Aussi libre et éprise de liberté qu'elle l'a été depuis son enfance, La Lita dégage en même temps une chaleur qui saute aux yeux. Je ne peux pas le cacher : je suis et je serai toujours une maman espagnole typique. Constamment à l'œuvre pour tout le monde, et donc aussi très occupée. Je considère tous les gens que j'aime comme ma famille proche. Et pour moi, la famille, c'est tout, tout, tout. Même si j'ai du travail jusqu'au cou, je veux toujours savoir si quelqu'un prend bien soin de lui et si je dois bientôt lui faire cuire un œuf". Rires : "C'est mon héritage culturel. C'est dans mon ADN, après tout". L'ADN de Lita Cabellut, c'est aussi une image à voir. Elle possède un talent unique en tant qu'artiste visuelle. De plus, à 62 ans, elle a conservé l'apparence non polie et ravissante qui trahit une grande partie de son ascendance sinti. Et en partie parce qu'elle a erré dans les quartiers chauds de Barcelone en tant qu'enfant des rues jusqu'à l'âge de 14 ans, elle s'inspire d'une expérience de vie qui, à ce jour, n'a produit que de la sagesse, du positivisme et une incroyable motivation.

CLÉ MAGIQUE

Lita : "Je vois mon existence comme une série de longues marches à travers des paysages en constante évolution. Comme tout le monde, j'ai rencontré des obstacles sur mon chemin. Pourtant, je savais que je devais continuer à marcher dans chaque paysage, car tout ce que j'y avais vécu n'était que temporaire. Mon enfance m'a façonné, elle ne m'a pas traumatisé. J'ai naturellement l'attitude d'accepter les choses telles qu'elles se présentent. Et aussi de les laisser repartir. Elles ne se sont pas accrochées à moi. Je ne suis pas une victime de ce qui m'est arrivé". Lita doit sa positivité en partie à la "clé magique" avec laquelle elle dit être née. Jeune marginale abandonnée par sa mère, elle cueillait des étoiles dans le ciel, qu'elle offrait aux passants sur le trottoir. Autre curiosité : elle mangeait des fleurs pour se nourrir de beauté. Les peintures de son œuvre impressionnante, exposée et vendue dans le monde entier, en sont en partie le résultat. Dans mon travail, je peux rendre tangible cette beauté que j'ai toujours recherchée. Ce n'est plus seulement une toile de peinture ou une matière ordinaire. Elle est devenue énergie, émotion, imagination.
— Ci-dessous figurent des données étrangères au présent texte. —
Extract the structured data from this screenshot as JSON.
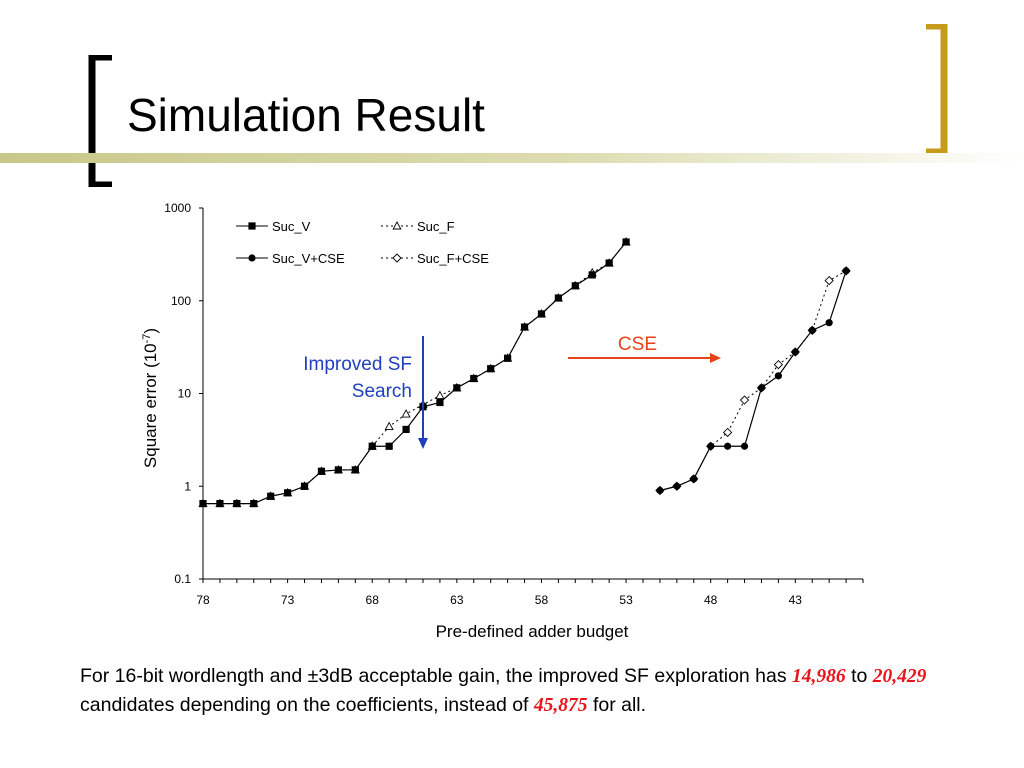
{
  "slide": {
    "title": "Simulation Result",
    "colors": {
      "bracket_left": "#000000",
      "bracket_right": "#c89a1b",
      "rule": "#c8c88a"
    }
  },
  "caption": {
    "part1": "For 16-bit wordlength and ±3dB acceptable gain, the improved SF exploration has",
    "num1": "14,986",
    "to": "to",
    "num2": "20,429",
    "part2": "candidates depending on the coefficients, instead of",
    "num3": "45,875",
    "part3": "for all."
  },
  "annotations": {
    "improved_line1": "Improved SF",
    "improved_line2": "Search",
    "cse": "CSE",
    "improved_color": "#1f3fbf",
    "cse_color": "#e8421b"
  },
  "chart_data": {
    "type": "line",
    "xlabel": "Pre-defined adder budget",
    "ylabel": "Square error (10",
    "ylabel_exp": "-7",
    "ylabel_close": ")",
    "yscale": "log",
    "ylim": [
      0.1,
      1000
    ],
    "yticks": [
      "0.1",
      "1",
      "10",
      "100",
      "1000"
    ],
    "xlim": [
      78,
      39
    ],
    "xticks": [
      "78",
      "73",
      "68",
      "63",
      "58",
      "53",
      "48",
      "43"
    ],
    "legend_placement": "top-left",
    "series": [
      {
        "name": "Suc_V",
        "marker": "square-filled",
        "dash": "solid",
        "x": [
          78,
          77,
          76,
          75,
          74,
          73,
          72,
          71,
          70,
          69,
          68,
          67,
          66,
          65,
          64,
          63,
          62,
          61,
          60,
          59,
          58,
          57,
          56,
          55,
          54,
          53
        ],
        "y": [
          0.65,
          0.65,
          0.65,
          0.65,
          0.78,
          0.85,
          1.0,
          1.45,
          1.5,
          1.5,
          2.7,
          2.7,
          4.1,
          7.2,
          8.0,
          11.5,
          14.5,
          18.5,
          24,
          52,
          72,
          107,
          145,
          190,
          255,
          430
        ]
      },
      {
        "name": "Suc_F",
        "marker": "triangle-open",
        "dash": "dotted",
        "x": [
          78,
          77,
          76,
          75,
          74,
          73,
          72,
          71,
          70,
          69,
          68,
          67,
          66,
          65,
          64,
          63,
          62,
          61,
          60,
          59,
          58,
          57,
          56,
          55,
          54,
          53
        ],
        "y": [
          0.65,
          0.65,
          0.65,
          0.65,
          0.78,
          0.85,
          1.0,
          1.45,
          1.5,
          1.5,
          2.7,
          4.4,
          6.0,
          7.6,
          9.5,
          11.5,
          14.5,
          18.5,
          24,
          52,
          72,
          107,
          145,
          200,
          255,
          430
        ]
      },
      {
        "name": "Suc_V+CSE",
        "marker": "circle-filled",
        "dash": "solid",
        "x": [
          51,
          50,
          49,
          48,
          47,
          46,
          45,
          44,
          43,
          42,
          41,
          40
        ],
        "y": [
          0.9,
          1.0,
          1.2,
          2.7,
          2.7,
          2.7,
          11.5,
          15.5,
          28,
          48,
          58,
          210
        ]
      },
      {
        "name": "Suc_F+CSE",
        "marker": "diamond-open",
        "dash": "dotted",
        "x": [
          51,
          50,
          49,
          48,
          47,
          46,
          45,
          44,
          43,
          42,
          41,
          40
        ],
        "y": [
          0.9,
          1.0,
          1.2,
          2.7,
          3.8,
          8.5,
          11.5,
          20.5,
          28,
          48,
          165,
          210
        ]
      }
    ]
  }
}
SI J'ARRÊTAIS DE FAIRE DE L'ART, J'ARRÊTERAIS DE VIVRE

AMOUREUX DES PAYS-BAS

Adolescente, Lita a été adoptée par une riche famille madrilène, une existence complètement différente, car huppée, dans laquelle elle était en fait très heureuse. Néanmoins, elle a définitivement quitté ce "paysage" à l'âge de neuf ans, lorsqu'elle a eu l'occasion d'étudier à l'Académie Rietveld d'Amsterdam. Dans cette école d'art, à l'époque la plus réputée d'Europe, un autre monde s'offre à elle. Je ne parlais ni le néerlandais ni l'anglais et j'étais souvent un drôle d'oiseau, mais je suis immédiatement tombée amoureuse des Pays-Bas. Toutes ces nationalités différentes qui vivent ensemble ici et la nature ouverte et humanitaire de la société, j'ai adoré ça". Aujourd'hui encore, Lita ne tarit pas d'éloges sur sa seconde patrie, qu'elle porte dans son cœur. Je rêve même en néerlandais. Ainsi, lorsqu'elle se retrouve à nouveau en Espagne pendant des semaines pour une exposition ou des consultations, l'absence de sa maison-atelier à La Haye et de sa résidence secondaire à Bergambacht la fait souffrir sans cesse. C'est dans cette dernière, entourée de deux mille arbres qu'elle a elle-même plantés, qu'elle passe généralement ses week-ends. Le seul temps libre qui, pour une fois, n'est pas entièrement occupé à peindre et à s'occuper de sa famille.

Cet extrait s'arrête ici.